A group of area residents have launched a petition to raise objections to a proposed 38-home subdivision in Middleburg called Banbury Cross Reserve.
The petition has gained momentum, securing more than 1,000 signatures, but stopping the development appears to be an uphill battle: The project is by-right under current county zoning.
According to initial plans, the 570-acre parcel will include 28 homes on two- to four-acre lots and another 10 homes on 25- to 40-acre lots. Four entrances to the subdivision are planned off Sam Fred Road, with two entrances to the smaller lots and two to the larger lots. Known as clustering, the parcel is zoned for 15 acres per dwelling, and the homes will be situated with 70 percent open space.
Glen Barbour, public affairs spokesman for Loudoun County, said the Town of Middleburg has a subdivision control area that reaches one mile beyond its corporate boundary, and Banbury Cross is partially in this area.
“The major impacts of this development would occur within the control area. The development outside the one-mile subdivision control area comes in the form of large rural economy lots,” Barbour said.
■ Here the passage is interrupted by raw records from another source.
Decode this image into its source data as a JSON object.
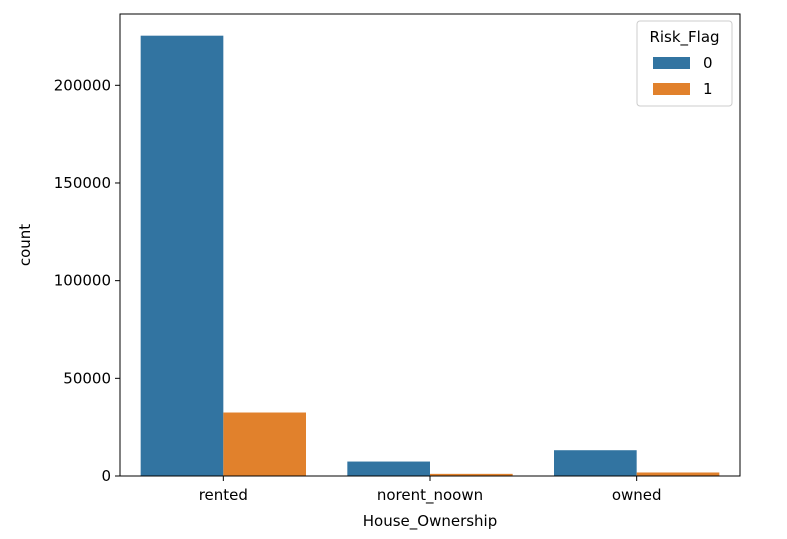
{
  "chart_data": {
    "type": "bar",
    "categories": [
      "rented",
      "norent_noown",
      "owned"
    ],
    "series": [
      {
        "name": "0",
        "values": [
          225400,
          7400,
          13200
        ]
      },
      {
        "name": "1",
        "values": [
          32500,
          1100,
          1800
        ]
      }
    ],
    "colors": [
      "#3274a1",
      "#e1812c"
    ],
    "xlabel": "House_Ownership",
    "ylabel": "count",
    "ylim": [
      0,
      236500
    ],
    "yticks": [
      0,
      50000,
      100000,
      150000,
      200000
    ],
    "ytick_labels": [
      "0",
      "50000",
      "100000",
      "150000",
      "200000"
    ],
    "legend": {
      "title": "Risk_Flag",
      "position": "top-right"
    },
    "grid": false
  }
}
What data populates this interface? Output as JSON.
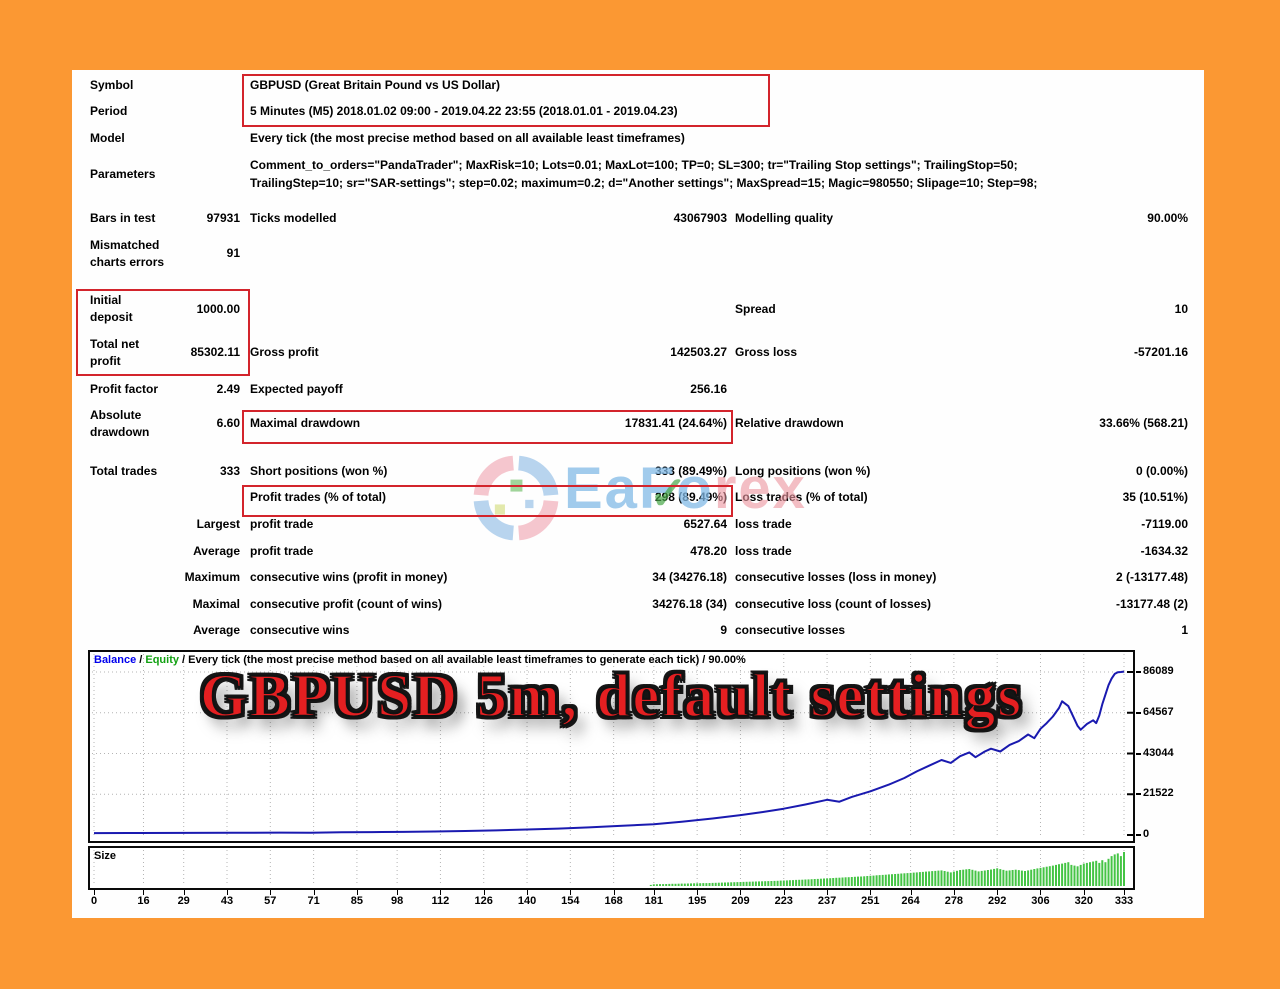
{
  "colors": {
    "background_orange": "#fb9833",
    "highlight_red": "#d3242c",
    "title_red": "#e41f21",
    "balance_blue": "#0000ee",
    "equity_green": "#12a112"
  },
  "report": {
    "symbol_label": "Symbol",
    "symbol_value": "GBPUSD (Great Britain Pound vs US Dollar)",
    "period_label": "Period",
    "period_value": "5 Minutes (M5) 2018.01.02 09:00 - 2019.04.22 23:55 (2018.01.01 - 2019.04.23)",
    "model_label": "Model",
    "model_value": "Every tick (the most precise method based on all available least timeframes)",
    "parameters_label": "Parameters",
    "parameters_line1": "Comment_to_orders=\"PandaTrader\"; MaxRisk=10; Lots=0.01; MaxLot=100; TP=0; SL=300; tr=\"Trailing Stop settings\"; TrailingStop=50;",
    "parameters_line2": "TrailingStep=10; sr=\"SAR-settings\"; step=0.02; maximum=0.2; d=\"Another settings\"; MaxSpread=15; Magic=980550; Slipage=10; Step=98;",
    "bars_label": "Bars in test",
    "bars_value": "97931",
    "ticks_label": "Ticks modelled",
    "ticks_value": "43067903",
    "quality_label": "Modelling quality",
    "quality_value": "90.00%",
    "mismatched_label": "Mismatched charts errors",
    "mismatched_value": "91",
    "initial_label": "Initial deposit",
    "initial_value": "1000.00",
    "spread_label": "Spread",
    "spread_value": "10",
    "netprofit_label": "Total net profit",
    "netprofit_value": "85302.11",
    "grossprofit_label": "Gross profit",
    "grossprofit_value": "142503.27",
    "grossloss_label": "Gross loss",
    "grossloss_value": "-57201.16",
    "pf_label": "Profit factor",
    "pf_value": "2.49",
    "payoff_label": "Expected payoff",
    "payoff_value": "256.16",
    "absdd_label": "Absolute drawdown",
    "absdd_value": "6.60",
    "maxdd_label": "Maximal drawdown",
    "maxdd_value": "17831.41 (24.64%)",
    "reldd_label": "Relative drawdown",
    "reldd_value": "33.66% (568.21)",
    "trades_label": "Total trades",
    "trades_value": "333",
    "short_label": "Short positions (won %)",
    "short_value": "333 (89.49%)",
    "long_label": "Long positions (won %)",
    "long_value": "0 (0.00%)",
    "profittrades_label": "Profit trades (% of total)",
    "profittrades_value": "298 (89.49%)",
    "losstrades_label": "Loss trades (% of total)",
    "losstrades_value": "35 (10.51%)",
    "largest_label": "Largest",
    "largest_profit_label": "profit trade",
    "largest_profit_value": "6527.64",
    "largest_loss_label": "loss trade",
    "largest_loss_value": "-7119.00",
    "average_label": "Average",
    "average_profit_label": "profit trade",
    "average_profit_value": "478.20",
    "average_loss_label": "loss trade",
    "average_loss_value": "-1634.32",
    "maximum_label": "Maximum",
    "maxwins_label": "consecutive wins (profit in money)",
    "maxwins_value": "34 (34276.18)",
    "maxlosses_label": "consecutive losses (loss in money)",
    "maxlosses_value": "2 (-13177.48)",
    "maximal_label": "Maximal",
    "maxprofit_label": "consecutive profit (count of wins)",
    "maxprofit_value": "34276.18 (34)",
    "maxloss_label": "consecutive loss (count of losses)",
    "maxloss_value": "-13177.48 (2)",
    "avgcons_label": "Average",
    "avgwins_label": "consecutive wins",
    "avgwins_value": "9",
    "avglosses_label": "consecutive losses",
    "avglosses_value": "1"
  },
  "watermark": {
    "text_left": "EaFo",
    "text_right": "rex",
    "check": "✓"
  },
  "overlay_title": "GBPUSD 5m, default settings",
  "chart_data": {
    "type": "line",
    "header": {
      "balance_label": "Balance",
      "sep1": " / ",
      "equity_label": "Equity",
      "rest": " / Every tick (the most precise method based on all available least timeframes to generate each tick) / 90.00%"
    },
    "size_label": "Size",
    "line_color": "#1a1ab0",
    "bar_color": "#45c445",
    "grid_color": "#b4b4b4",
    "x_max": 333,
    "x_ticks": [
      0,
      16,
      29,
      43,
      57,
      71,
      85,
      98,
      112,
      126,
      140,
      154,
      168,
      181,
      195,
      209,
      223,
      237,
      251,
      264,
      278,
      292,
      306,
      320,
      333
    ],
    "y_ticks": [
      86089,
      64567,
      43044,
      21522,
      0
    ],
    "ylim": [
      0,
      86089
    ],
    "balance_series": [
      [
        0,
        1000
      ],
      [
        15,
        1050
      ],
      [
        30,
        1100
      ],
      [
        45,
        1180
      ],
      [
        60,
        1250
      ],
      [
        70,
        1230
      ],
      [
        80,
        1400
      ],
      [
        90,
        1520
      ],
      [
        100,
        1650
      ],
      [
        110,
        1850
      ],
      [
        120,
        2100
      ],
      [
        130,
        2450
      ],
      [
        140,
        2900
      ],
      [
        150,
        3400
      ],
      [
        160,
        4000
      ],
      [
        170,
        4800
      ],
      [
        181,
        5700
      ],
      [
        190,
        7000
      ],
      [
        200,
        8700
      ],
      [
        209,
        10500
      ],
      [
        216,
        12100
      ],
      [
        223,
        13900
      ],
      [
        230,
        16100
      ],
      [
        237,
        18600
      ],
      [
        241,
        17600
      ],
      [
        245,
        20100
      ],
      [
        251,
        23100
      ],
      [
        257,
        26600
      ],
      [
        262,
        30100
      ],
      [
        266,
        33600
      ],
      [
        270,
        36600
      ],
      [
        274,
        39600
      ],
      [
        277,
        38100
      ],
      [
        280,
        41600
      ],
      [
        283,
        43600
      ],
      [
        285,
        41100
      ],
      [
        288,
        44100
      ],
      [
        290,
        45600
      ],
      [
        293,
        44100
      ],
      [
        296,
        47600
      ],
      [
        299,
        49600
      ],
      [
        302,
        53100
      ],
      [
        304,
        51100
      ],
      [
        306,
        56100
      ],
      [
        308,
        59100
      ],
      [
        310,
        62600
      ],
      [
        312,
        67100
      ],
      [
        313,
        70600
      ],
      [
        315,
        68100
      ],
      [
        316,
        64600
      ],
      [
        318,
        57600
      ],
      [
        319,
        55600
      ],
      [
        321,
        58600
      ],
      [
        323,
        60600
      ],
      [
        324,
        59100
      ],
      [
        325,
        63100
      ],
      [
        326,
        69100
      ],
      [
        327,
        74100
      ],
      [
        328,
        79100
      ],
      [
        329,
        82600
      ],
      [
        330,
        85100
      ],
      [
        331,
        86000
      ],
      [
        332,
        86100
      ],
      [
        333,
        86302
      ]
    ],
    "size_points": [
      [
        178,
        0.0
      ],
      [
        181,
        0.05
      ],
      [
        190,
        0.07
      ],
      [
        200,
        0.09
      ],
      [
        210,
        0.12
      ],
      [
        220,
        0.15
      ],
      [
        230,
        0.19
      ],
      [
        240,
        0.24
      ],
      [
        248,
        0.28
      ],
      [
        254,
        0.32
      ],
      [
        260,
        0.36
      ],
      [
        266,
        0.4
      ],
      [
        270,
        0.43
      ],
      [
        274,
        0.46
      ],
      [
        277,
        0.4
      ],
      [
        280,
        0.47
      ],
      [
        283,
        0.5
      ],
      [
        286,
        0.43
      ],
      [
        289,
        0.47
      ],
      [
        292,
        0.52
      ],
      [
        295,
        0.45
      ],
      [
        298,
        0.48
      ],
      [
        301,
        0.44
      ],
      [
        304,
        0.5
      ],
      [
        307,
        0.55
      ],
      [
        310,
        0.6
      ],
      [
        313,
        0.66
      ],
      [
        315,
        0.7
      ],
      [
        316,
        0.62
      ],
      [
        318,
        0.58
      ],
      [
        320,
        0.66
      ],
      [
        322,
        0.7
      ],
      [
        324,
        0.74
      ],
      [
        325,
        0.68
      ],
      [
        326,
        0.76
      ],
      [
        327,
        0.7
      ],
      [
        328,
        0.8
      ],
      [
        329,
        0.88
      ],
      [
        330,
        0.93
      ],
      [
        331,
        0.96
      ],
      [
        332,
        0.88
      ],
      [
        333,
        1.0
      ]
    ]
  }
}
The preliminary subdivision application, led by Andrew Hertneky, managing partner of Middleburg Land 1 LLC, was rejected by the Middleburg Planning Commission at a meeting Sept. 23 because it was “deficient” on a number of technical requirements, according to Middleburg Deputy Town Administrator William Moore.
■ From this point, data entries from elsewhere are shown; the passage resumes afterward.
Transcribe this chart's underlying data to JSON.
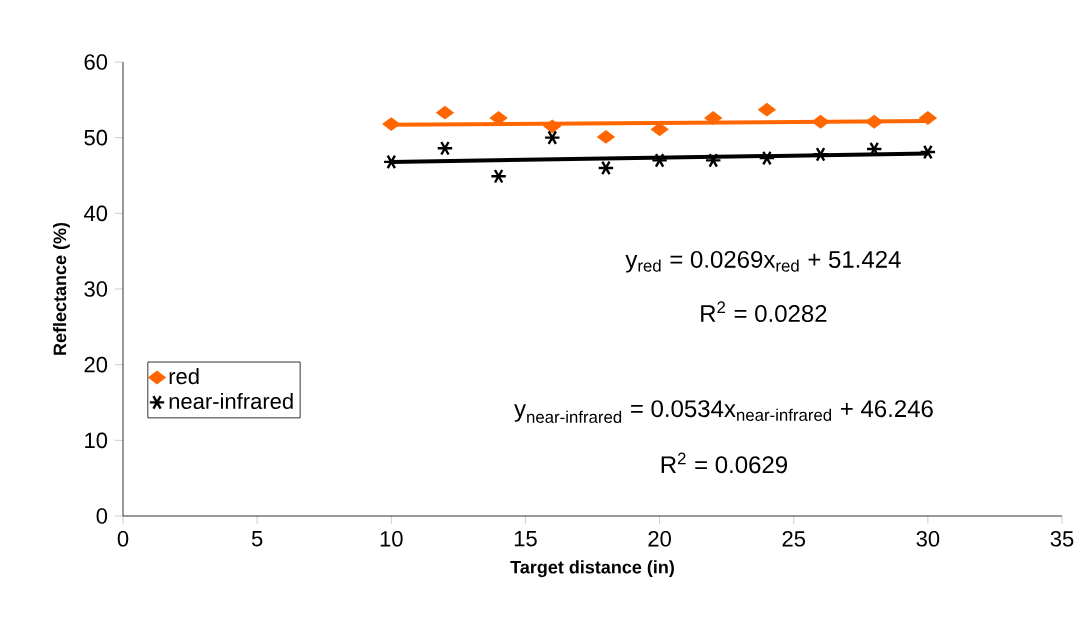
{
  "chart_data": {
    "type": "scatter",
    "xlabel": "Target distance (in)",
    "ylabel": "Reflectance (%)",
    "xlim": [
      0,
      35
    ],
    "xticks": [
      0,
      5,
      10,
      15,
      20,
      25,
      30,
      35
    ],
    "ylim": [
      0,
      60
    ],
    "yticks": [
      0,
      10,
      20,
      30,
      40,
      50,
      60
    ],
    "legend": "left",
    "grid": false,
    "series": [
      {
        "name": "red",
        "color": "#ff6600",
        "marker": "diamond",
        "x": [
          10,
          12,
          14,
          16,
          18,
          20,
          22,
          24,
          26,
          28,
          30
        ],
        "values": [
          51.8,
          53.3,
          52.6,
          51.5,
          50.1,
          51.1,
          52.6,
          53.7,
          52.1,
          52.1,
          52.6
        ]
      },
      {
        "name": "near-infrared",
        "color": "#000000",
        "marker": "cross",
        "x": [
          10,
          12,
          14,
          16,
          18,
          20,
          22,
          24,
          26,
          28,
          30
        ],
        "values": [
          46.8,
          48.6,
          44.9,
          50.0,
          46.0,
          47.0,
          47.0,
          47.3,
          47.8,
          48.5,
          48.1
        ]
      },
      {
        "type": "line",
        "color": "#ff6600",
        "marker": "none",
        "line_style": "solid",
        "x": [
          10,
          30
        ],
        "values": [
          51.7,
          52.2
        ]
      },
      {
        "type": "line",
        "color": "#000000",
        "marker": "none",
        "line_style": "solid",
        "x": [
          10,
          30
        ],
        "values": [
          46.8,
          47.9
        ]
      }
    ],
    "annotations": [
      "y$_{red}$ = 0.0269x$_{red}$ + 51.424",
      "R$^{2}$ = 0.0282",
      "\\text{y}_{\\text{near-infrared}}\\text{ = 0.0534x}_{\\text{near-infrared}}\\text{ + 46.246}",
      "R$^{2}$ = 0.0629"
    ]
  }
}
Moore said the applicant will need to resubmit a new form and go through the same process again.
“We did meet, and the applicant indicated they have every intention on re-filing, but they are taking time to make sure everything is in order,” Moore said.
Moore said he has heard concerns about driving safety on Sam Fred Road and Route 50. VDOT reviewed the preliminary application, though the plans did not reach a threshold for a traffic impact analysis.
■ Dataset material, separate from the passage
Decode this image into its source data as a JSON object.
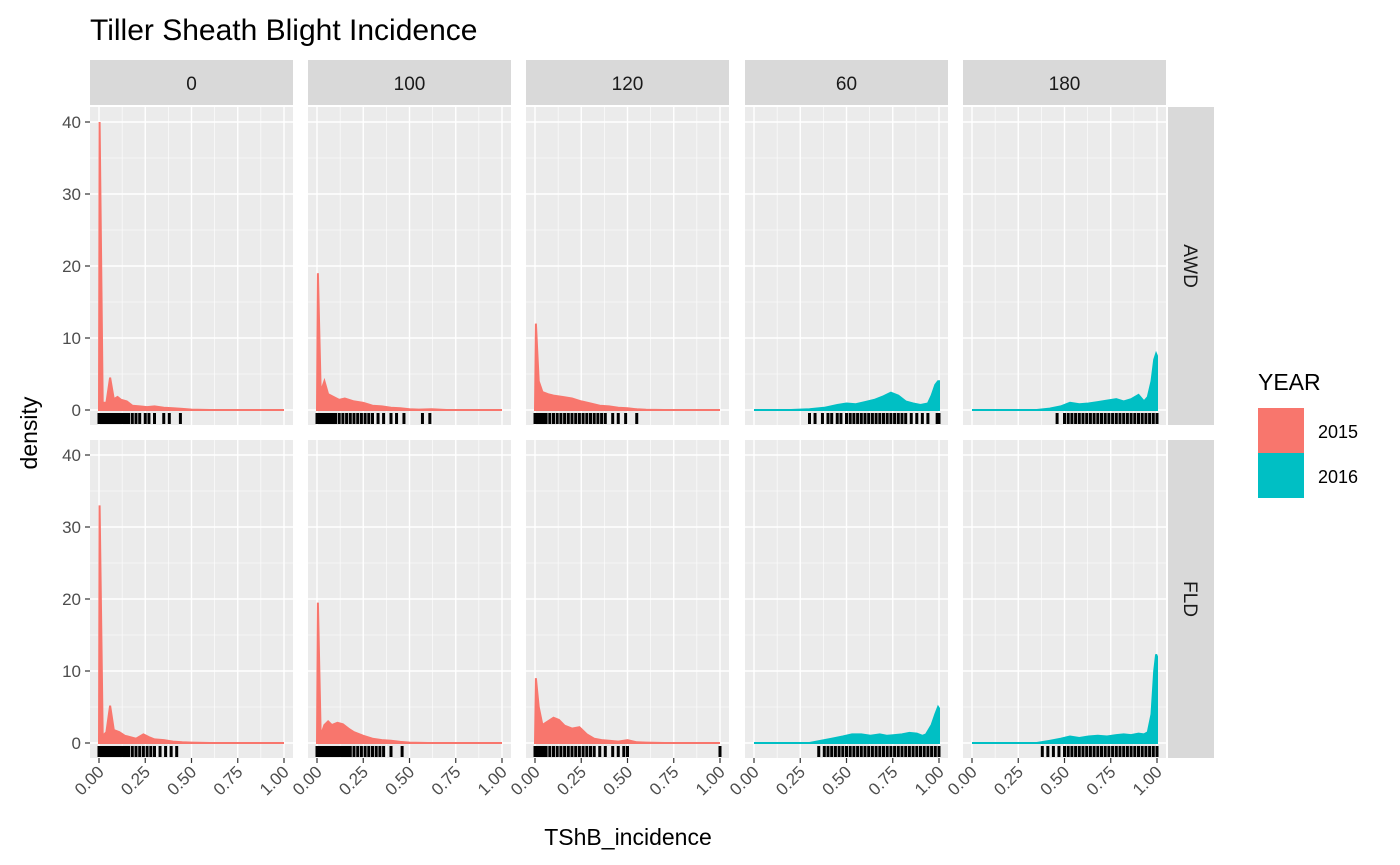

“Further analysis of whether or not there would need improvements on Sam Fred or Route 50 would be examined at a later stage by VDOT,” Moore said.
Hertneky could not be reached for comment for this story.
Daniel Haney, an opponent of the proposal, said he believes plans will eventually include more than 38 homes and will also encompass adjacent properties including Traveller's Rest and Banbury Cross Polo, creating three polo fields, a clubhouse and spa with different levels of membership to develop a 740-acre “Wellington North complex.”
“I don't think this town needs another polo resort,” Haney said.
Haney said his group has raised $6,000 through a GoFundMe campaign and $1,000 through a nonprofit. These were set up to hire land use attorneys, purchase yard signs and hire consultants.
“This project doesn't fit the cultural and historical integrity of rural western Loudoun, and I hope our Board of Supervisors will agree,” he said.
Middleburg Mayor Bridge Littleton said he also has concerns about the proposal.
“I am concerned about the project in general for Middleburg and our environment and surrounding community. It could have a significant impact to our water table, traffic and historic and cultural assets. It has not been done or planned with broader community input and insight. This is a prime example of why the County needs to fix the hole in our county zoning around clustering in AR-1 and AR-2,” Littleton said.
Haney said he hopes the developers will sit down with his group to discuss their plans.
“This started as a handful of concerned citizens and has become a movement. It would be great if they met with us or had a public hearing. So far they have been silent,” Haney said.